There are multiple problems in the code posted:
main is an obsolete syntax. you should use int main().printf is not in scope when the calls are compiled. This has undefined behavior. You should include <stdio.h>.f + f[6] - f[8] has undefined behavior: addition is left associative, so f + f[6] - f[8] is evaluated as (f + f[6]) - f[8]. f[6], which is the letter u is unlikely to have a value less than 14 (in ASCII, its value is 117) so f + f[6] points well beyond the end of the string, thus is an invalid pointer and computing f + f[6] - f[8] has undefined behavior, in spite of the fact that 'u' - 'o' has the value 6 for the ASCII character set.
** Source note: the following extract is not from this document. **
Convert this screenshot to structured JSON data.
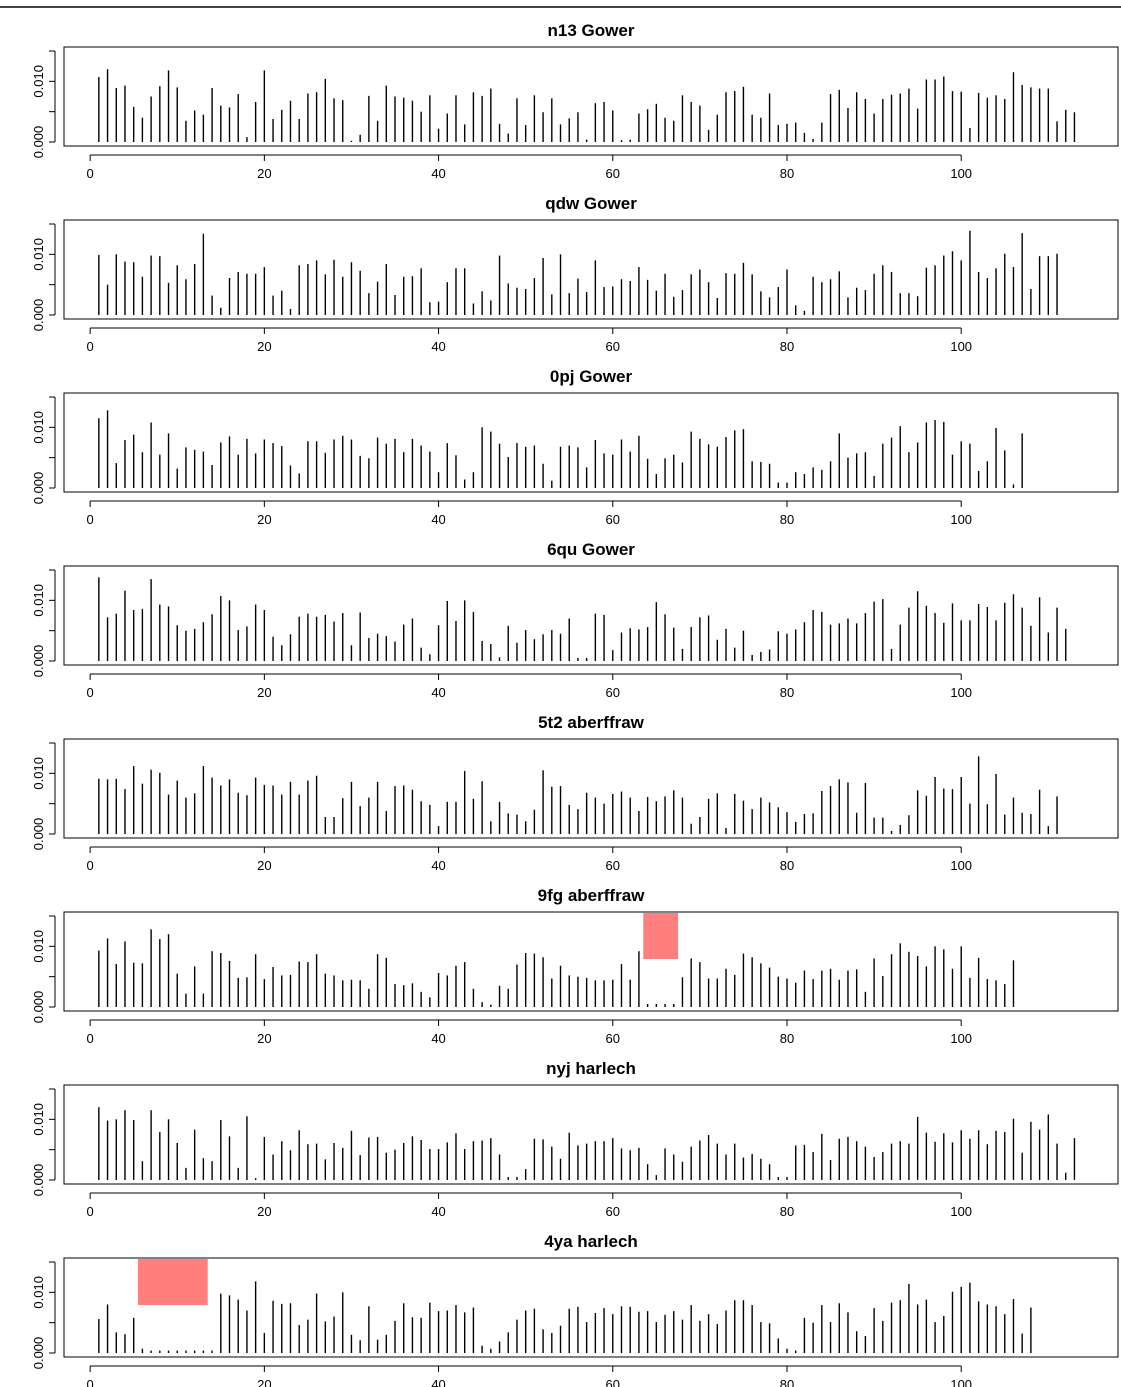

The expression should be changed to f + (f[6] - f[8]).Assuming ASCII, the letters o, u and t have values 111, 117 and 116.
f + (f[6] - f[8]) is f + ('u' - 'o') which is f + (117 - 111) or f + 6.
f + 6 is the address of f[6], hence a pointer to the 7th character of the string "qwertyuiopasd". Printing this string produces uiopasd.